In February 2017, he was signed by the Meralco Bolts as their import for the 2017 PBA Commissioner's Cup.

===Yokohama B-Corsairs (2018–2019)===
On December 7, 2018, Stepheson signed with Yokohama B-Corsairs of the Japanese basketball league B.League.
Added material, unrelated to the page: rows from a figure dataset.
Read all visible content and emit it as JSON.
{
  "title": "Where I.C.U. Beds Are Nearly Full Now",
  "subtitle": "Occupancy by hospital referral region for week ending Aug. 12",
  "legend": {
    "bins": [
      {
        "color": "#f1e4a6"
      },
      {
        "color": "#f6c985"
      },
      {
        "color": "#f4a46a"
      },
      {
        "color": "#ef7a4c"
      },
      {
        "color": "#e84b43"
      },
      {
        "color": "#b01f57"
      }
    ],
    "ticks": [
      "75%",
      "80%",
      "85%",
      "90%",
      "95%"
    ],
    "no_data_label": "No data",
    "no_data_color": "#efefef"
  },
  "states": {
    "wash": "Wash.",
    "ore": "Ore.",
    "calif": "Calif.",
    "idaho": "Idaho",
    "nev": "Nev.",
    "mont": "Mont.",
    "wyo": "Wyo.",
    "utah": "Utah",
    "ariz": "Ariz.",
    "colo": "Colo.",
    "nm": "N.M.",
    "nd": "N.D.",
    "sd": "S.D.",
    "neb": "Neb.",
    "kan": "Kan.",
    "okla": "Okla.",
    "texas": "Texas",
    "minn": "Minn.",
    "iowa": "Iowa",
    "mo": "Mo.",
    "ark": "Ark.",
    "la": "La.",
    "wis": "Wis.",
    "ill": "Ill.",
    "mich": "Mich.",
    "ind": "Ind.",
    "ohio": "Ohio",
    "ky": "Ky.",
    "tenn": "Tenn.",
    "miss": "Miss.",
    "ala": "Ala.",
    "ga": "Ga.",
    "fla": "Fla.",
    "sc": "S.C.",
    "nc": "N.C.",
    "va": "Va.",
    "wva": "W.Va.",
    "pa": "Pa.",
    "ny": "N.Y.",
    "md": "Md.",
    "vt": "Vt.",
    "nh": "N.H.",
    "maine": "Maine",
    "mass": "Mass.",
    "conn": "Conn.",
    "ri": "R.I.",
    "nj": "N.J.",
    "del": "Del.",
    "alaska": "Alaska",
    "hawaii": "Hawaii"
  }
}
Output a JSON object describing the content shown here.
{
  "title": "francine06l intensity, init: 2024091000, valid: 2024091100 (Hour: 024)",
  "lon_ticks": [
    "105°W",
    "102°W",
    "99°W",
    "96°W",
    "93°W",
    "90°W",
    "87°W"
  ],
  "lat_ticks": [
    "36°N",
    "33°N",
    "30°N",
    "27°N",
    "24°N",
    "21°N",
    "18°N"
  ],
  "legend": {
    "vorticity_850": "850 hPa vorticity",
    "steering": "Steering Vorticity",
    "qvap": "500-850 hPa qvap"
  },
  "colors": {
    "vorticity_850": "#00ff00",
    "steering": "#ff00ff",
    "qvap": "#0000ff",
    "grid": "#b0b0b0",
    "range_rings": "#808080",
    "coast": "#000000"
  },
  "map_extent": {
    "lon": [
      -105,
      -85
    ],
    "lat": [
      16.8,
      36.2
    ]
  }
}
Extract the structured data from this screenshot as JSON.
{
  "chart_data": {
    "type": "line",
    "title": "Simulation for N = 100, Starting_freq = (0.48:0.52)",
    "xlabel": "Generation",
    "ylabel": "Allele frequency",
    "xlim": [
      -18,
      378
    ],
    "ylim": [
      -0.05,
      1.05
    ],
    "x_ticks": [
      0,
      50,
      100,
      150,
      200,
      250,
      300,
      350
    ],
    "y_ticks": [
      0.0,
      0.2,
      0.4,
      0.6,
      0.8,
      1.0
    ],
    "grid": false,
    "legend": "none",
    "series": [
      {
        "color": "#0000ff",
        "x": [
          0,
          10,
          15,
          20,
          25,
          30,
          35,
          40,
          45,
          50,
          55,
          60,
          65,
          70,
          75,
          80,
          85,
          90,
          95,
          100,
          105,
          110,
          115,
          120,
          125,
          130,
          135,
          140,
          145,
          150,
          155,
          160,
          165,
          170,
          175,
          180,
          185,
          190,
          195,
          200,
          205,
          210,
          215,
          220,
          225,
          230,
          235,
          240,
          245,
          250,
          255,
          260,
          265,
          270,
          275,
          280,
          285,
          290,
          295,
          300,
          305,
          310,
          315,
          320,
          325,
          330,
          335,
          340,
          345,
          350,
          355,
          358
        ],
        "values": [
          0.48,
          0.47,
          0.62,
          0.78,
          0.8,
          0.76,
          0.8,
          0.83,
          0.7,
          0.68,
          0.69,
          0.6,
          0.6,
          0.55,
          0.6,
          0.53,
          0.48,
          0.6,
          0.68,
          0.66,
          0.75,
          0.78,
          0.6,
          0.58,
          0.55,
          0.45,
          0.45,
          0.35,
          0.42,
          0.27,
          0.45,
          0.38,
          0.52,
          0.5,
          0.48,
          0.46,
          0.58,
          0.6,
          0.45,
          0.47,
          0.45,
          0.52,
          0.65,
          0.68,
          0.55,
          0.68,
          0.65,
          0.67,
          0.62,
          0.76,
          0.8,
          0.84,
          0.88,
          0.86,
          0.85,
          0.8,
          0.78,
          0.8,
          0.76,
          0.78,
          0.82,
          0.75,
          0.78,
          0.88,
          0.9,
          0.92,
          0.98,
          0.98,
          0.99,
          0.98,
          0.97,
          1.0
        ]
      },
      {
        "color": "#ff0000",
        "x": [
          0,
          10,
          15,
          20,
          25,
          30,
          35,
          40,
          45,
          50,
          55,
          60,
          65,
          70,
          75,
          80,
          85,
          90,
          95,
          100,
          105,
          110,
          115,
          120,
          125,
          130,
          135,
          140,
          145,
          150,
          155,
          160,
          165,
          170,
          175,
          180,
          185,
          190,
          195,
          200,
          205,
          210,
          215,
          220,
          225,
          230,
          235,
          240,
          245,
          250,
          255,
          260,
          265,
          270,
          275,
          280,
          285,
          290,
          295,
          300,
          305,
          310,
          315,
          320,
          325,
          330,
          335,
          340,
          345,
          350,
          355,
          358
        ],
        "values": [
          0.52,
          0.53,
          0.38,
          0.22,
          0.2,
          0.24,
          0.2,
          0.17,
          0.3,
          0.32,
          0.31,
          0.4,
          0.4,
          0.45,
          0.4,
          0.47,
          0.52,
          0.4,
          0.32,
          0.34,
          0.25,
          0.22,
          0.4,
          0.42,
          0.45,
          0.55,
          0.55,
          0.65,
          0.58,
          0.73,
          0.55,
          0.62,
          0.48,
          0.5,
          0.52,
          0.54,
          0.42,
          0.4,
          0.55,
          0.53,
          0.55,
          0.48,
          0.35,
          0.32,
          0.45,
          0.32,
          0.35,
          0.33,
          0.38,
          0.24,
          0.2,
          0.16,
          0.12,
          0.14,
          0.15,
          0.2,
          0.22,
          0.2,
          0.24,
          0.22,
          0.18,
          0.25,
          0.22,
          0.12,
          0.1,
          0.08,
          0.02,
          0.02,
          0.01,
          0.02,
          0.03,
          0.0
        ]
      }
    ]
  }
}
Stepheson averaged 15.2 ppg and led the Japanese basketball league B.League in rebounding with 13.6 rpg.

===Blackwater Elite (2019)===
Stepheson signed with the Blackwater Elite of the PBA.

Stepheson averaged 22 ppg and 22 rpg for Blackwater Elite.

==NBA Career statistics==

=== Regular season ===

| Year | Team | GP | GS | MPG | FG% | 3P% | FT% | RPG | APG | SPG | BPG | PPG |
|---|---|---|---|---|---|---|---|---|---|---|---|---|
| 2015–16 | L.A. Clippers | 4 | 0 | 3.0 | 1.000 | – | .000 | .5 | .0 | .0 | .5 | .5 |
| 2015–16 | Memphis | 4 | 0 | 15.3 | .308 | – | .400 | 6.5 | .5 | .3 | .8 | 5.0 |
| Career |  | 8 | 0 | 9.0 | .333 | .000 | .333 | 3.5 | .3 | .1 | .6 | 2.8 |

==International Career Statistics==

| Year | Team | League | GP | MPG | FG% | 3P% | FT% | RPG | APG | SPG | BPG | PPG |
|---|---|---|---|---|---|---|---|---|---|---|---|---|
| 2011–12 | Panionios B.C. | EuroCup | 21 | 23.4 | .623 | 1.000 | .535 | 7.3 | .8 | .4 | .9 | 10.3 |
| 2013–14 | Union Olimpija | Liga Aba | 26 | 17.4 | .560 | .000 | .384 | 5.7 | .2 | .5 | 1.0 | 8.3 |
| 2013–14 | Union Olimpija | SKL | 20 | 16.4 | .485 | .000 | .562 | 5.2 | .3 | .2 | .6 | 6.6 |
| 2013–14 | Union Olimpija | EuroCup | 16 | 17.3 | .637 | .000 | .358 | 6.3 | .3 | .3 | .9 | 8.4 |
| 2014–15 | Istanbul BB | TBL | 29 | 26.8 | .563 | .000 | .437 | 9.2 | .9 | .3 | .9 | 12.3 |
| Career |  |  | 112 | 20.8 | .571 | .200 | .462 | 6.9 | .5 | .3 | .9 | 9.4 |

==The Basketball Tournament==
Alex Stepheson played for Sons of Westwood in the 2018 edition of The Basketball Tournament. Sons of Westwood made it to the Super 16 before falling to Team Challenge ALS.

==Acting career==
Stepheson made his acting debut in the critically acclaimed TV Series, The Perfect Plan in 2018.